Lettres d’Angleterre de Karel ČAPEK

 

lettres d'angleterre
184 pages – 12 € –

Parution :  première édition tchèque en 1924, première édition française en 1929 chez Grasset. Et enfin pour la présente édition : en octobre 2017 aux éditions La Baconnière (situées à Genève) dans la collection IBolya Virág. Traduction du tchèque par Gustave Aucouturier. 

 

Le style, le genre : récit de voyage écrit à la première personne qui s’adresse directement au lecteur.

L’auteur : Karel Čapek est né le 9 janvier 1890 à Malé Svatonovice dans la région de Hradec Kralové en Bohême et mort à Prague le 25 décembre 1938 à seulement 48 ans. Fils d’un médecin de campagne il souffre très tôt de graves problèmes de dos qui le handicapent et l’exemptent en 1914 de toute incorporation militaire. Après des études de philosophie à Prague, Berlin et Paris il devient journaliste et écrivain. Il est très proche de son frère Josef, un peintre, qui travaillera avec lui sur ses premiers textes et illustrera plusieurs de ses livres. Son œuvre sera toujours empreinte d’interrogations philosophiques, ses premiers ouvrages, dont le plus connu La Fabrique d’absolu (éditions La Baconnière), sont des réflexions sur la place du progrès technologique dans l’avenir karel capekde l’Humanité.
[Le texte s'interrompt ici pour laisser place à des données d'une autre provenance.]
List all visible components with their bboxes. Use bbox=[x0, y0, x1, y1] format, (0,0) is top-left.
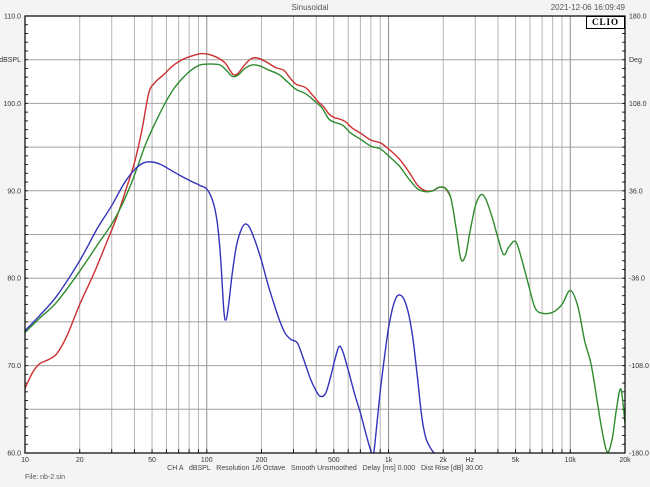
x-tick-label: 10 bbox=[21, 457, 29, 464]
clio-logo: CLIO bbox=[586, 16, 625, 29]
plot-border bbox=[24, 15, 626, 454]
x-tick-label: 5k bbox=[512, 457, 520, 464]
x-tick-label: 2k bbox=[440, 457, 448, 464]
chart-title: Sinusoidal bbox=[291, 3, 329, 12]
y-right-tick-label: 180.0 bbox=[629, 14, 647, 21]
x-tick-label: 20k bbox=[619, 457, 631, 464]
red-curve bbox=[25, 52, 452, 389]
x-tick-label: 100 bbox=[201, 457, 213, 464]
x-tick-label: 50 bbox=[148, 457, 156, 464]
y-left-tick-label: 100.0 bbox=[3, 101, 21, 108]
x-tick-label: 500 bbox=[328, 457, 340, 464]
x-tick-label: 20 bbox=[76, 457, 84, 464]
y-right-tick-label: 36.0 bbox=[629, 188, 643, 195]
y-left-tick-label: 110.0 bbox=[4, 14, 21, 21]
y-left-axis-unit-label: dBSPL bbox=[0, 57, 21, 64]
green-curve bbox=[25, 63, 625, 453]
y-left-tick-label: 70.0 bbox=[7, 363, 21, 370]
y-right-tick-label: -36.0 bbox=[629, 276, 645, 283]
y-left-tick-label: 90.0 bbox=[7, 188, 21, 195]
y-left-tick-label: 80.0 bbox=[7, 276, 21, 283]
y-right-axis-unit-label: Deg bbox=[629, 57, 642, 64]
y-left-tick-label: 60.0 bbox=[7, 451, 21, 458]
x-tick-label: 10k bbox=[565, 457, 577, 464]
x-tick-label: 200 bbox=[256, 457, 268, 464]
y-right-tick-label: -108.0 bbox=[629, 363, 649, 370]
y-right-tick-label: 108.0 bbox=[629, 101, 647, 108]
measurement-status-bar: CH A dBSPL Resolution 1/6 Octave Smooth … bbox=[167, 465, 483, 472]
x-tick-label: 1k bbox=[385, 457, 393, 464]
blue-curve bbox=[25, 161, 435, 453]
x-axis-unit-label: Hz bbox=[466, 457, 475, 464]
file-name-label: File: nb-2.sin bbox=[25, 474, 66, 481]
chart-datetime: 2021-12-06 16:09:49 bbox=[550, 3, 625, 12]
y-right-tick-label: -180.0 bbox=[629, 451, 649, 458]
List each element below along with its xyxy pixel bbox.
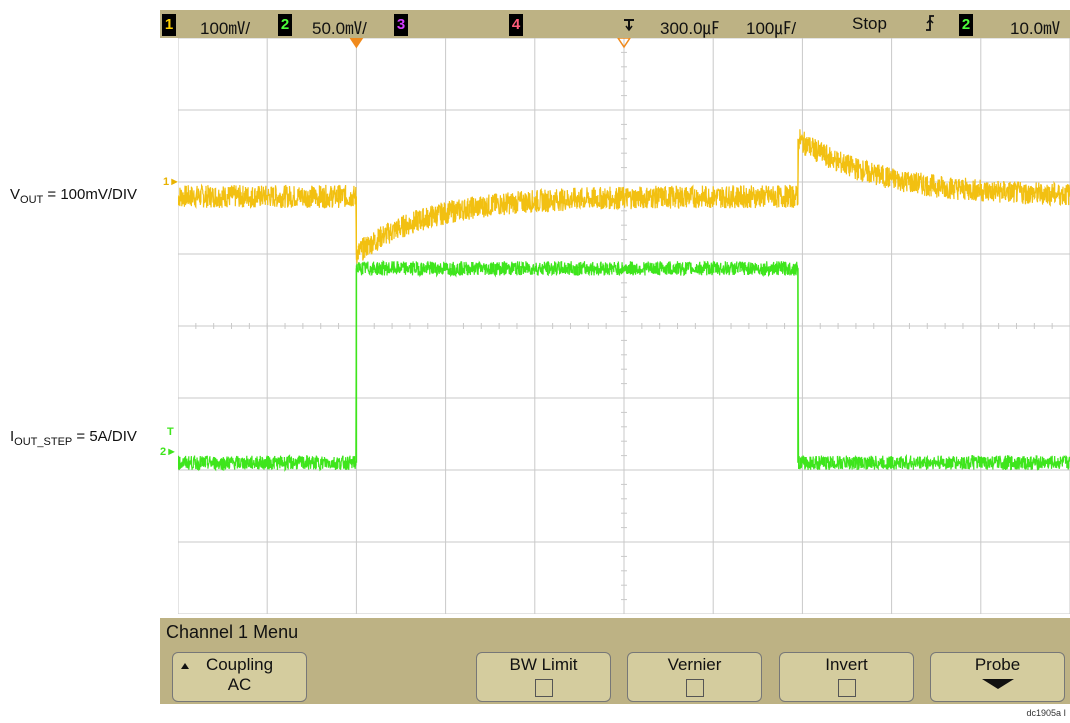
- bw-limit-checkbox[interactable]: [534, 679, 553, 697]
- vernier-checkbox[interactable]: [685, 679, 704, 697]
- channel-4-indicator[interactable]: 4: [509, 14, 523, 36]
- channel-1-ground-marker[interactable]: 1►: [163, 176, 181, 188]
- trigger-level-marker[interactable]: T: [167, 426, 174, 438]
- iout-scale-label: IOUT_STEP = 5A/DIV: [10, 428, 137, 448]
- select-arrow-icon: [181, 663, 189, 669]
- vernier-label: Vernier: [667, 655, 722, 674]
- channel-1-trace: [178, 129, 1070, 264]
- invert-label: Invert: [825, 655, 868, 674]
- waveform-display[interactable]: [178, 38, 1070, 614]
- invert-checkbox[interactable]: [837, 679, 856, 697]
- vernier-softkey[interactable]: Vernier: [627, 652, 762, 702]
- channel-2-ground-marker[interactable]: 2►: [160, 446, 178, 458]
- vout-scale-label: VOUT = 100mV/DIV: [10, 186, 138, 206]
- softkey-bar: Coupling AC BW Limit Vernier Invert Prob…: [160, 646, 1070, 704]
- bw-limit-label: BW Limit: [509, 655, 578, 674]
- time-delay[interactable]: 300.0㎌: [660, 19, 720, 38]
- submenu-arrow-icon: [981, 679, 1014, 689]
- channel-2-trace: [178, 259, 1070, 472]
- invert-softkey[interactable]: Invert: [779, 652, 914, 702]
- bw-limit-softkey[interactable]: BW Limit: [476, 652, 611, 702]
- probe-softkey[interactable]: Probe: [930, 652, 1065, 702]
- menu-title: Channel 1 Menu: [160, 618, 1070, 646]
- coupling-label: Coupling: [205, 655, 274, 674]
- probe-label: Probe: [974, 655, 1021, 674]
- coupling-value: AC: [227, 675, 252, 694]
- trigger-source-indicator[interactable]: 2: [959, 14, 973, 36]
- coupling-softkey[interactable]: Coupling AC: [172, 652, 307, 702]
- channel-2-indicator[interactable]: 2: [278, 14, 292, 36]
- run-state[interactable]: Stop: [852, 14, 887, 33]
- time-reference-marker[interactable]: [349, 38, 364, 49]
- channel-1-indicator[interactable]: 1: [162, 14, 176, 36]
- time-scale[interactable]: 100㎌/: [746, 19, 797, 38]
- channel-2-scale[interactable]: 50.0㎷/: [312, 19, 367, 38]
- trigger-point-icon: [622, 14, 636, 37]
- channel-3-indicator[interactable]: 3: [394, 14, 408, 36]
- figure-id: dc1905a I: [1026, 708, 1066, 718]
- status-bar: 1 100㎷/ 2 50.0㎷/ 3 4 300.0㎌ 100㎌/ Stop 2…: [160, 10, 1070, 38]
- channel-1-scale[interactable]: 100㎷/: [200, 19, 251, 38]
- waveform-canvas: [178, 38, 1070, 614]
- trigger-position-marker[interactable]: [617, 38, 631, 49]
- rising-edge-icon[interactable]: [924, 14, 936, 37]
- trigger-level[interactable]: 10.0㎷: [1010, 19, 1061, 38]
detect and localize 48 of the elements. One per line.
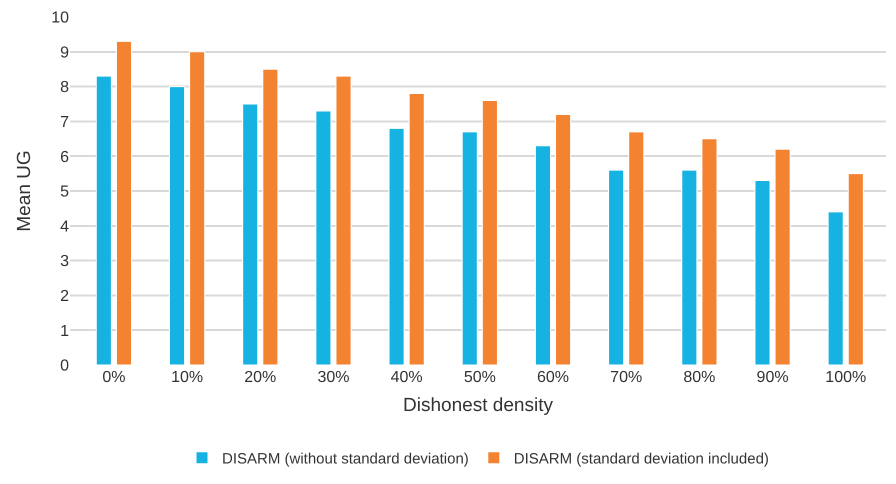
x-tick-label: 50% [464,369,496,386]
bar [482,100,498,365]
x-tick-label: 100% [825,369,866,386]
legend-label: DISARM (standard deviation included) [514,450,769,468]
y-tick-label: 7 [60,114,70,131]
bar [116,40,132,365]
bar [96,76,112,365]
y-tick-label: 9 [60,44,70,62]
bar [828,211,844,365]
y-tick-label: 4 [60,218,70,236]
bar [555,114,572,365]
y-tick-label: 0 [60,358,70,375]
bar [168,86,186,365]
legend-label: DISARM (without standard deviation) [222,450,469,468]
bar [335,76,352,365]
bar [534,145,551,365]
bar [681,170,698,365]
x-tick-label: 70% [610,369,642,386]
x-tick-label: 90% [756,369,789,386]
bar [388,128,405,365]
y-tick-label: 3 [60,253,70,270]
bar [754,180,771,365]
x-tick-label: 60% [536,369,570,386]
bar [462,131,478,365]
x-tick-label: 20% [244,369,276,386]
y-tick-label: 10 [51,10,70,27]
x-tick-label: 30% [317,369,350,386]
bar [848,173,864,365]
x-tick-label: 80% [683,369,716,386]
bar [189,51,206,365]
y-tick-label: 1 [60,322,70,340]
bar [628,131,644,365]
bar [701,138,718,365]
y-tick-label: 5 [60,184,70,201]
bar [262,68,278,365]
bar [408,93,425,365]
bar [242,104,258,365]
y-tick-label: 6 [60,148,70,166]
y-axis-title: Mean UG [14,150,36,232]
bar [608,170,624,365]
x-tick-label: 40% [390,369,423,386]
bar [315,110,332,365]
y-tick-label: 8 [60,79,70,96]
x-axis-title: Dishonest density [403,394,554,416]
x-tick-label: 10% [171,369,204,386]
y-tick-label: 2 [60,288,70,305]
bar [774,148,791,365]
x-tick-label: 0% [102,369,126,386]
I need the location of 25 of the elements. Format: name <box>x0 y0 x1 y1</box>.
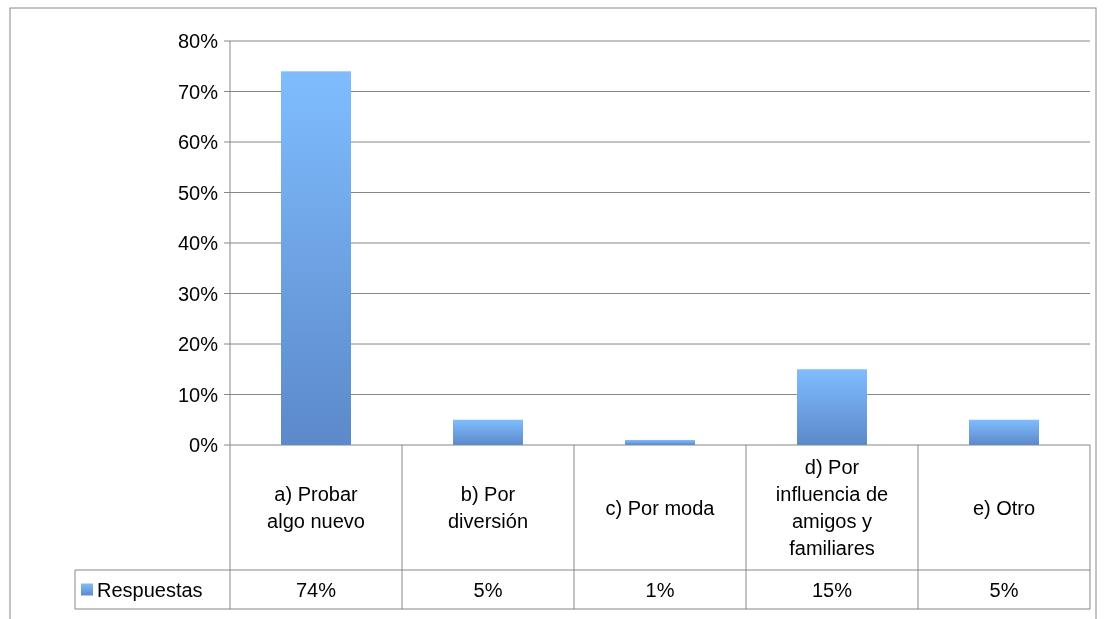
y-tick-label: 80% <box>177 30 219 52</box>
x-tick-label: c) Por moda <box>605 496 716 519</box>
x-tick-label: e) Otro <box>972 496 1036 519</box>
data-label: 5% <box>473 578 503 601</box>
bar <box>453 419 523 445</box>
data-label: 5% <box>989 578 1019 601</box>
bar <box>969 419 1039 445</box>
y-tick-label: 60% <box>177 131 219 153</box>
legend-label: Respuestas <box>97 578 203 601</box>
bar <box>281 71 351 445</box>
x-tick-label: a) Probar algo nuevo <box>267 483 365 532</box>
data-label: 15% <box>811 578 853 601</box>
y-tick-label: 70% <box>177 80 219 103</box>
y-tick-label: 0% <box>189 434 219 456</box>
y-tick-label: 10% <box>177 383 219 406</box>
data-label: 74% <box>295 578 337 601</box>
data-label: 1% <box>645 578 675 601</box>
y-tick-label: 50% <box>177 181 219 204</box>
y-tick-label: 40% <box>177 232 219 254</box>
y-tick-label: 20% <box>177 333 219 355</box>
x-tick-label: d) Por influencia de amigos y familiares <box>775 456 889 559</box>
y-tick-label: 30% <box>177 282 219 305</box>
bar <box>625 439 695 445</box>
x-tick-label: b) Por diversión <box>447 483 529 532</box>
bar <box>797 369 867 445</box>
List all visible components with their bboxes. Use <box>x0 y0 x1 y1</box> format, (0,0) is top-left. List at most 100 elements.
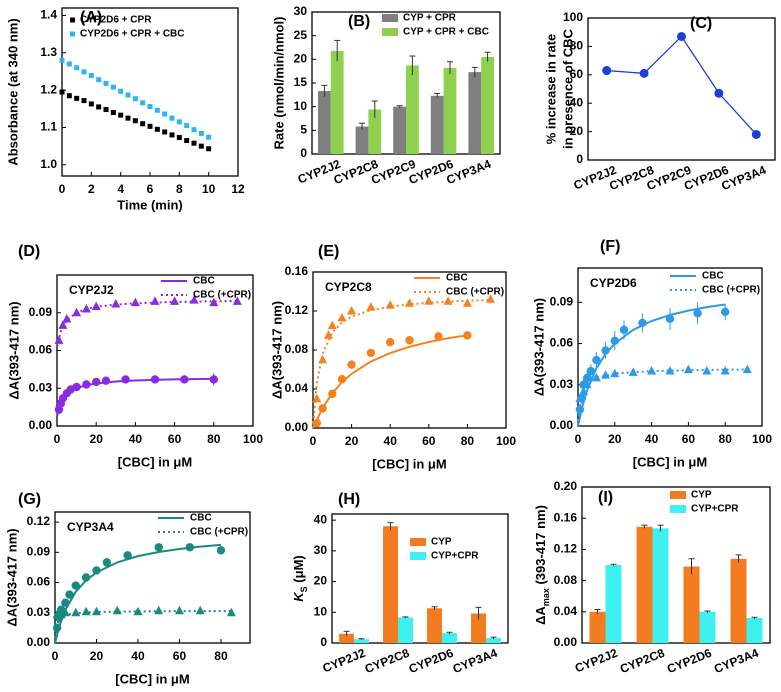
point <box>111 298 121 308</box>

Une pièce le rend célèbre, R.U.R. (Rossumovi univerzální roboti), c’est en effet dans cette pièce de science-fiction que le mot robot (qui vient du mot robota signifiant travail, corvée en tchèque) est inventé par son frère. Jouée pour la première fois à Prague en 1921 puis à New York en 1922, elle est donnée à Paris le 26 mars 1924 à la Comédie des Champs-Élysées avec pour acteurs Antonin Artaud, Ben Danou, Jean Hort, Fabert et Héraut.

En 1936 il publie La Guerre des salamandres (éditions La Baconnière), imaginant une guerre entre l’homme et l’animal, écrit dans un contexte politique lourd (nazisme, antisémitisme et sur fond de problèmes écologiques).

De 1925 à 1933 il est président du Pen Club tchécoslovaque et a été proposé sept fois pour le prix Nobel de littérature entre 1932 et 1938. Il meurt quelques jours avant son arrestation programmée par la Gestapo, son frère Josef n’y échappe pas, il est déporté dans le camp de Bergen-Belsen où il meurt en avril 1945. Longtemps interdit par le communisme, ses œuvres anti totalitaires reviennent au grand jour, notamment en français, grâce à l’obstination d’éditeurs talentueux.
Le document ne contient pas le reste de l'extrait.